PARIS (MNI) – France’s public borrowing is projected to reach E182
billion in 2012, while medium- and long-term debt issuance net of
buy-backs will amount to E179 billion next year, the French Treasury
(AFT) said Wednesday.
Included in next year’s borrowing requirement is a projected 2012
deficit of E81.8 billion plus E98.9 billion more to cover redemptions
falling due, AFT said. The agency added that further details of the
funding program would be released in December.
The Treasury also confirmed this year’s deficit would reach the
previously forecasted level of E95.5 billion, and that medium- and
long-term net issuance in 2011 would be E184 billion, as previously
estimated.
The narrowing of the budget deficit next year is projected at
14.3%, just short of the 14.5%-14.6% drop reported earlier by French
newspapers.
The government issued a statement after the cabinet meeting today
in which it declared that reducing the public debt was a priority and
that it begins with cutting the public deficit. The statement reiterated
that the French deficit is expected to narrow from 5.7% of GDP this year
to 4.5% in 2012 before hitting 1% by 2015.
France’s debt ratio would begin to decline in 2013, edging down to
87.3% of GDP from 87.4% in 2012. The 2012 figure would be an increase
from the expected 2011 ratio of 85.4%.
The government Wednesday also reconfirmed its growth forecast of
1.75% for both 2011 and 2012. Some analysts complain the projection is
still too optimistic, despite a downward revision earlier this month
from previous forecasts of 2% for 2011 and 2.25% for 2012.
The government also projected a decline in spending volume of 0.5%,
a saving of E1.8 billion, taking into account the implemention of “extra
efforts” from the state’s anti-deficit plan.
Excluding debt and pension payments, total state spending is
expected to remain at E275.6 billion, in line with the 2011 level, the
cabinet statement said, adding that levels would decline through
additional measures to be decided in parliamentary discussions.

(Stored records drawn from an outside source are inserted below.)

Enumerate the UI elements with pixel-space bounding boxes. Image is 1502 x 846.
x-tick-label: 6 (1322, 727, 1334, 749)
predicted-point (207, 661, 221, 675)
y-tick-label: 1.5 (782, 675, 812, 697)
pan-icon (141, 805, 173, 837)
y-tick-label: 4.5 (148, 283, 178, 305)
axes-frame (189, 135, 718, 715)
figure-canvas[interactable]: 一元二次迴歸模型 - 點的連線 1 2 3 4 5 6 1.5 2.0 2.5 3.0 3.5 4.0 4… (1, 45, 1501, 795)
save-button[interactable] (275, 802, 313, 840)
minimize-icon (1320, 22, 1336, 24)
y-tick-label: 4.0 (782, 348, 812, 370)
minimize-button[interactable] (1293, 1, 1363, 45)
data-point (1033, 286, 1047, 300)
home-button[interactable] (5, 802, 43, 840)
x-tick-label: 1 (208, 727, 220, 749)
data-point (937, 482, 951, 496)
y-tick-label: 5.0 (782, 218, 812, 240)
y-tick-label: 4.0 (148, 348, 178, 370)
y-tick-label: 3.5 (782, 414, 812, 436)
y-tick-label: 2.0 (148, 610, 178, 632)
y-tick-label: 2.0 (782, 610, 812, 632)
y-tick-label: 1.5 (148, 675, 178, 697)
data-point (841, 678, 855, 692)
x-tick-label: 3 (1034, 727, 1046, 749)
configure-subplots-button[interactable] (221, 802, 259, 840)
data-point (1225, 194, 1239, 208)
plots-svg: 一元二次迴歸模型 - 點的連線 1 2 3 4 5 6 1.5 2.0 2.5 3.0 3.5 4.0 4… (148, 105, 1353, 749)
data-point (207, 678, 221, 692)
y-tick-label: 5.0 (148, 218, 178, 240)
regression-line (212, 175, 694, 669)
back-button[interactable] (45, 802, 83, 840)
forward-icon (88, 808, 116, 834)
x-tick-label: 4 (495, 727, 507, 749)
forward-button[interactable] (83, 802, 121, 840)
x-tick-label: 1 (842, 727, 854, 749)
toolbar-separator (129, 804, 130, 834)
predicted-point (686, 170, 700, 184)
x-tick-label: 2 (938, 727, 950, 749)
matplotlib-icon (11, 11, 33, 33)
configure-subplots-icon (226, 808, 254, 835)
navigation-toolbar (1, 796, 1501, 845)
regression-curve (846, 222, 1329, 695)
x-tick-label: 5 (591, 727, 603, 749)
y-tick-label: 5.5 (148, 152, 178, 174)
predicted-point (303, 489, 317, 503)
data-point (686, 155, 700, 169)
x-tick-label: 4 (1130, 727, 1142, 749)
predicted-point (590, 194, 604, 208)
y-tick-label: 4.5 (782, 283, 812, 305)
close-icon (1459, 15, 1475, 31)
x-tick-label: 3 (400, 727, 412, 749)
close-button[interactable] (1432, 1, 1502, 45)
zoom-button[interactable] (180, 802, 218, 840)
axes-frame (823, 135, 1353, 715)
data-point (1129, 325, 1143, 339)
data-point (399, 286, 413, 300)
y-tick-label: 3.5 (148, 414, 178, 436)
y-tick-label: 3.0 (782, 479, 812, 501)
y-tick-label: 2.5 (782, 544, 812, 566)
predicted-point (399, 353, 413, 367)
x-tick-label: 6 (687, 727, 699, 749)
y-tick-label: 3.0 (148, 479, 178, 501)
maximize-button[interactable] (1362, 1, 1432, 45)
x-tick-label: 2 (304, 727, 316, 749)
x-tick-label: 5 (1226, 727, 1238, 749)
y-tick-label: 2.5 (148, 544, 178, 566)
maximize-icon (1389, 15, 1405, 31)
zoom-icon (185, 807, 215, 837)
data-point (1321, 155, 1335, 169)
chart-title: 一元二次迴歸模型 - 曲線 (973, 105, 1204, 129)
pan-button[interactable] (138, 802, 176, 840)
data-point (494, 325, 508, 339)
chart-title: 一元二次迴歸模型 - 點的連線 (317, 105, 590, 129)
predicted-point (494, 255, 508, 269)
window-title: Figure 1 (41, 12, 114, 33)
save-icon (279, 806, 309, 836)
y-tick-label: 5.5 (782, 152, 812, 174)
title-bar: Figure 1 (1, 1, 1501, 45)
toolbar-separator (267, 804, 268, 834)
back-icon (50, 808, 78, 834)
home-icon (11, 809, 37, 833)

“This unprecedented effort to control state spending is made
possible through reforms put in place since 2007, as part of the general
revision of public policies,” the government statement read.
Tax revenues are projected to rise 7.5% from 2011 to E273.1
billion, the government said. Conversely, financial aid to France’s
overseas territories, which are also looking to reduce their deficit
levels, would be left unchanged, the government added.